Like most major retail chains, $71 billion home improvement monster Lowe's is firmly committed to doing whatever it takes to prevent its employees from organizing in order to seek better wages and working conditions. Like most major retail chains, unions have long been interested in organizing Lowe's employees, but have never found a very welcoming atmosphere. Government investigators have found evidence of Lowe's managers intimidating employees who tried to unionize in the past.

At the top of this post you will find an in-house Lowe's video, nearly an hour and a half long, which is used to train managers how to deal with unions and their attempts to unionize employees (or employees' attempts to join unions). Managers are instructed to immediately contact the company's "labor hotline" at the merest hint of union activity.
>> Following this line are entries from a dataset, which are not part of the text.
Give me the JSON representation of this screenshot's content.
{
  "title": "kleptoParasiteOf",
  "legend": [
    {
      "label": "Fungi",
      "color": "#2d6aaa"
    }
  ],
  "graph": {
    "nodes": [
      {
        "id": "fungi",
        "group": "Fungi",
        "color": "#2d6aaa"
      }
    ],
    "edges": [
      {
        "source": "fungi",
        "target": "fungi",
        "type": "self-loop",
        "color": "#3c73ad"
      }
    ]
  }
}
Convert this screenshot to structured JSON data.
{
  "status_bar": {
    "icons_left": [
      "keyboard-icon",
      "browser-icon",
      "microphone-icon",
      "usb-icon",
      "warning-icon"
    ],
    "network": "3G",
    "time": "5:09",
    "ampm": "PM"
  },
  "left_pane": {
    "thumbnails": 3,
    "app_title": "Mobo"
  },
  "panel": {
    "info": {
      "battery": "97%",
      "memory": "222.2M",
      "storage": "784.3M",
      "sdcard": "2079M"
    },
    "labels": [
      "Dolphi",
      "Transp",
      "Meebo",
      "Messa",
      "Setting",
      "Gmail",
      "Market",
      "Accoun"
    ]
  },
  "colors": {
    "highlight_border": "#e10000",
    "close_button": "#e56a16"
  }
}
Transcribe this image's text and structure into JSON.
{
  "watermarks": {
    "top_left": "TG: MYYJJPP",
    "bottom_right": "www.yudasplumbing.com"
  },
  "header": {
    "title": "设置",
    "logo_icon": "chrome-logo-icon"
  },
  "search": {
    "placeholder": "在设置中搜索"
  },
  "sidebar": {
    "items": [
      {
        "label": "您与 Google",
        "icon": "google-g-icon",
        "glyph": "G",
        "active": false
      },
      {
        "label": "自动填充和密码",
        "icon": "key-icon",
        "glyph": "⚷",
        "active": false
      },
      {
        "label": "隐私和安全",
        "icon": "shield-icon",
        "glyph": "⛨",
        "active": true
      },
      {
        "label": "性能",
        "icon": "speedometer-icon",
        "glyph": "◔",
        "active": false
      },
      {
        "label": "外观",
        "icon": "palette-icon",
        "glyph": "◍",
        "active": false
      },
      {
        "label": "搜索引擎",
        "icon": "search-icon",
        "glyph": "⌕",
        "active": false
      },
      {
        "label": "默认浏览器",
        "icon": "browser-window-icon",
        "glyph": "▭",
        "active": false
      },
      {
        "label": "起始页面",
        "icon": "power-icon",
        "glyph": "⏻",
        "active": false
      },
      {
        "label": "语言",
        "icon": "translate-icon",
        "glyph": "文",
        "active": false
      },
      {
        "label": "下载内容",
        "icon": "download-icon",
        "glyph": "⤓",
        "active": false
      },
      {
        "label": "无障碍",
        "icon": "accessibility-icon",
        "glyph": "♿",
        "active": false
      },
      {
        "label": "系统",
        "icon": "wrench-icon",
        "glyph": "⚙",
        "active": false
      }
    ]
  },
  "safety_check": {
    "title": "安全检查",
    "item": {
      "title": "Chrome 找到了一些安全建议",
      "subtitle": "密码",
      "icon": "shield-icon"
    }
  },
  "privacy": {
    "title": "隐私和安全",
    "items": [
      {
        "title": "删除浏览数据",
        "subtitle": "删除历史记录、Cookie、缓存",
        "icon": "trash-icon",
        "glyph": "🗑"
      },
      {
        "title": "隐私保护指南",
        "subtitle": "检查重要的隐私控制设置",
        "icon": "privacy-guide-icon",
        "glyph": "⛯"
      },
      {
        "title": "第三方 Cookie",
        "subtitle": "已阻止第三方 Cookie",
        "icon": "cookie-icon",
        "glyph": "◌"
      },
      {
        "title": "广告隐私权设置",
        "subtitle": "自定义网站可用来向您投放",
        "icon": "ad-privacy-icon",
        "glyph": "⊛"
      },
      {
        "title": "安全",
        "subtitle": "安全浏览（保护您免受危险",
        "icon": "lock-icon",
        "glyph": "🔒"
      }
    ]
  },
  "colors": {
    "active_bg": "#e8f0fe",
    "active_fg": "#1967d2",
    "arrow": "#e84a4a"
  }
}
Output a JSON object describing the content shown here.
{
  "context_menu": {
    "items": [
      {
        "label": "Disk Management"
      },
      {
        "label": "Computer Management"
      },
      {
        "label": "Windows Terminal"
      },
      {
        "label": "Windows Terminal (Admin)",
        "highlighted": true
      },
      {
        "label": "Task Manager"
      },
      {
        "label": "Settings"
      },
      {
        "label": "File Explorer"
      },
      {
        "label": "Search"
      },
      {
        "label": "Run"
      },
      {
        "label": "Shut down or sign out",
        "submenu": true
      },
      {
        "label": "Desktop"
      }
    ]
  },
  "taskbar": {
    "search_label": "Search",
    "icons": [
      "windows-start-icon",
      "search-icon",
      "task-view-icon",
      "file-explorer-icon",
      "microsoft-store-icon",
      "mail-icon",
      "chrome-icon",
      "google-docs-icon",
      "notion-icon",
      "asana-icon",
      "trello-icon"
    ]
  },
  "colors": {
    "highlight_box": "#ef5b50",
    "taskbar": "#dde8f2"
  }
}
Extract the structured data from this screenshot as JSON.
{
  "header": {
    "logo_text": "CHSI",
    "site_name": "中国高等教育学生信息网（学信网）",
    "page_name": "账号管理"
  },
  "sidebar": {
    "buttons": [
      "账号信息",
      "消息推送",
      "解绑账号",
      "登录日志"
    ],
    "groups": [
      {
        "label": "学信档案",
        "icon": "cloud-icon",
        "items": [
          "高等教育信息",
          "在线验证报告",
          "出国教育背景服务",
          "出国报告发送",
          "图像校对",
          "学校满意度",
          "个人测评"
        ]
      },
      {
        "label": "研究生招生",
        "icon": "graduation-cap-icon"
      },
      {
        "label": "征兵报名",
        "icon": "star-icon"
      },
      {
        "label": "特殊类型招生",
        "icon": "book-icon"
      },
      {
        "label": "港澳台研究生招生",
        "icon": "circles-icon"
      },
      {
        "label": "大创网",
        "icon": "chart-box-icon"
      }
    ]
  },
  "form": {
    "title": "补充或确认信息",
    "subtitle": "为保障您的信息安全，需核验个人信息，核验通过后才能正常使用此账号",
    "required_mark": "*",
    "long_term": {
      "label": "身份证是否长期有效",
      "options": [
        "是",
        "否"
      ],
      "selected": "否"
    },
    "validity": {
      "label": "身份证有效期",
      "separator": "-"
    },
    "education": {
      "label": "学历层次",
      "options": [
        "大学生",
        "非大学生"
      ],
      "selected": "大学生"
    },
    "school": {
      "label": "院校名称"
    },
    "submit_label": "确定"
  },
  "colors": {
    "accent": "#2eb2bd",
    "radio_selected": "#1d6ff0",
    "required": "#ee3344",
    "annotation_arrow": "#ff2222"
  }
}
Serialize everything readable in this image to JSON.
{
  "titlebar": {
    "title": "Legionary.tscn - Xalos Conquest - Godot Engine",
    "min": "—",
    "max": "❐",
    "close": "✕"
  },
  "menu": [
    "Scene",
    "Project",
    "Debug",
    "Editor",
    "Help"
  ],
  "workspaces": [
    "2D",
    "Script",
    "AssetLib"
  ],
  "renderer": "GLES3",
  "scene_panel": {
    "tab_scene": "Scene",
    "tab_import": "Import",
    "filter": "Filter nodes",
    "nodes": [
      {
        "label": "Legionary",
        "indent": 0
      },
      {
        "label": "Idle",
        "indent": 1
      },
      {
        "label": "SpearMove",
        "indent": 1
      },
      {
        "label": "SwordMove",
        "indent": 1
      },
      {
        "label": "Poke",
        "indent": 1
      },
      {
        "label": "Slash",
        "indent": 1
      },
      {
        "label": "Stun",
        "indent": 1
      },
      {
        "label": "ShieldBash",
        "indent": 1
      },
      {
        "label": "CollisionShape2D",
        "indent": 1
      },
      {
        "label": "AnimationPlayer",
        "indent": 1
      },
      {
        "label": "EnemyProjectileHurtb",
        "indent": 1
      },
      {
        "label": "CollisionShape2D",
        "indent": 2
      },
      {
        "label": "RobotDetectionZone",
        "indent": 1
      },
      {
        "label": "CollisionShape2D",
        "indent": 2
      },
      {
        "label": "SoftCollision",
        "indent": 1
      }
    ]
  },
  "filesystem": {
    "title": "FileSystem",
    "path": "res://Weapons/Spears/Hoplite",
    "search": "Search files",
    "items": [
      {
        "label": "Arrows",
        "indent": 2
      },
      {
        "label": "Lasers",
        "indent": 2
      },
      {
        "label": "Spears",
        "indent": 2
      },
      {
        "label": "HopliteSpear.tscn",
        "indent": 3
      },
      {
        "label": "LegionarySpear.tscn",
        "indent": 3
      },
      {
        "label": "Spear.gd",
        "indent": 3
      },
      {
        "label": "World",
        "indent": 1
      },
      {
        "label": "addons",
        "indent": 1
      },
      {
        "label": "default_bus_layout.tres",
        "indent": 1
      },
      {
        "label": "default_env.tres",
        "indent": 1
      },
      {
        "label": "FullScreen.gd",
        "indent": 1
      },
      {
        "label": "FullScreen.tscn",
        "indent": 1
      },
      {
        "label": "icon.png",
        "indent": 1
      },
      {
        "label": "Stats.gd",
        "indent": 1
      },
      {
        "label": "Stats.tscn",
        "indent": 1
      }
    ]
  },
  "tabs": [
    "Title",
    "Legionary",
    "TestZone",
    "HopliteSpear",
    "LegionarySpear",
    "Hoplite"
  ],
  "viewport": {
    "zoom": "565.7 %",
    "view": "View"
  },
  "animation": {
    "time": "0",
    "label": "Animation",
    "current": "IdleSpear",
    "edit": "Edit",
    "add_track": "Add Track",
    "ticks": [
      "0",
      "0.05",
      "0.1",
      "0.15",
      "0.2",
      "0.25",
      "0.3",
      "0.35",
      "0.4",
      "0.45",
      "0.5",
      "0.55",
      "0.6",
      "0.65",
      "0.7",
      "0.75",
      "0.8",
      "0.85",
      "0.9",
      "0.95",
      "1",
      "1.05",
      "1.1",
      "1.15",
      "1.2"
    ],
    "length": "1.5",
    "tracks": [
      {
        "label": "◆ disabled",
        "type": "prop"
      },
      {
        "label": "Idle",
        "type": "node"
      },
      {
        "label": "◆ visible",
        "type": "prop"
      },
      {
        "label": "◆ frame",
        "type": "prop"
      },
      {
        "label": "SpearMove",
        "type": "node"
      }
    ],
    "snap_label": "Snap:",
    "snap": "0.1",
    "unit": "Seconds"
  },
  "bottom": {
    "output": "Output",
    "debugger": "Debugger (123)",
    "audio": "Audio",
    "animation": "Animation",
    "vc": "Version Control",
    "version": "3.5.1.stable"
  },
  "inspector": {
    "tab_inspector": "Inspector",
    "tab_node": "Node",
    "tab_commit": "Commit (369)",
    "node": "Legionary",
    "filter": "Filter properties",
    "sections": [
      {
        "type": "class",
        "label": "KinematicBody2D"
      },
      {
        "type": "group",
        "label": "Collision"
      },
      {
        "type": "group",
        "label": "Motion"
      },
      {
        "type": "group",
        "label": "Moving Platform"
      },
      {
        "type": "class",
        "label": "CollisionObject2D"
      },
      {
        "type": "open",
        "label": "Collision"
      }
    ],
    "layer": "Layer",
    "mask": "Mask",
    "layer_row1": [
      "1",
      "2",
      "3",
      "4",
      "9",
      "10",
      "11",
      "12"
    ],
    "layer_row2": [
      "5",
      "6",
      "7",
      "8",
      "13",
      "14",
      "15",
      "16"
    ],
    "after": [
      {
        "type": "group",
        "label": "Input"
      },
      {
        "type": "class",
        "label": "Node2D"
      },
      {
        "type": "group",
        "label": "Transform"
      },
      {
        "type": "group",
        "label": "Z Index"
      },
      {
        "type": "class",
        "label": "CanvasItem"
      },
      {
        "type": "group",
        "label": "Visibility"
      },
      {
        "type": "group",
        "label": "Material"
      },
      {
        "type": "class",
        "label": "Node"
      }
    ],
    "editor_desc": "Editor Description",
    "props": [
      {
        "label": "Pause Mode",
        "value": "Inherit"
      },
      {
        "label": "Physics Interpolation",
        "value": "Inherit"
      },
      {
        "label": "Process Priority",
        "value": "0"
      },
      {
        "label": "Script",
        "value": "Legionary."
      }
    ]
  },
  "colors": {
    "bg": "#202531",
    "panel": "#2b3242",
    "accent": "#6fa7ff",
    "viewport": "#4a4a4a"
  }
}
The video displays the sort of incongruous schizophrenia about unions that is the hallmark of many such corporate videos. First, they denigrate unions as useless and unwanted, as evidenced by declining membership; immediately after that, they portray unions as fearsome and sophisticated machines for brainwashing the average workers. "They have huge staffs of paid professional organizers and business agents whose only task in life is to get your employees to sign up with them," the video warns. "Unions today even offer summer internships to college students to teach them the inside aspects of labor in the workplace."

Scary!

Around the 15:00 mark, the narrator says that unions may try to send organizers to get hired at Lowe's stores in order to aid union drives from the inside, and follows with this: "The courts have ruled that it is illegal for an employer to discriminate in hiring based on an applicant's union status or history. This means that it's very important to use proper techniques when interviewing and make sure you hire the right people, to avoid giving a union easy access." These proper techniques surely do not involve discriminating against union members. We presume?

This video has been circulating on the internet for at least a couple of years now, but Lowe's has had it pulled down from Youtube before with a copyright claim. When it popped up again this week, we decided to post it as well. Just like Target's similar anti-union propaganda videos, this deserves to be seen. Not just so that you can see what workers are up against, but for some very entertaining conspiratorial play-acting.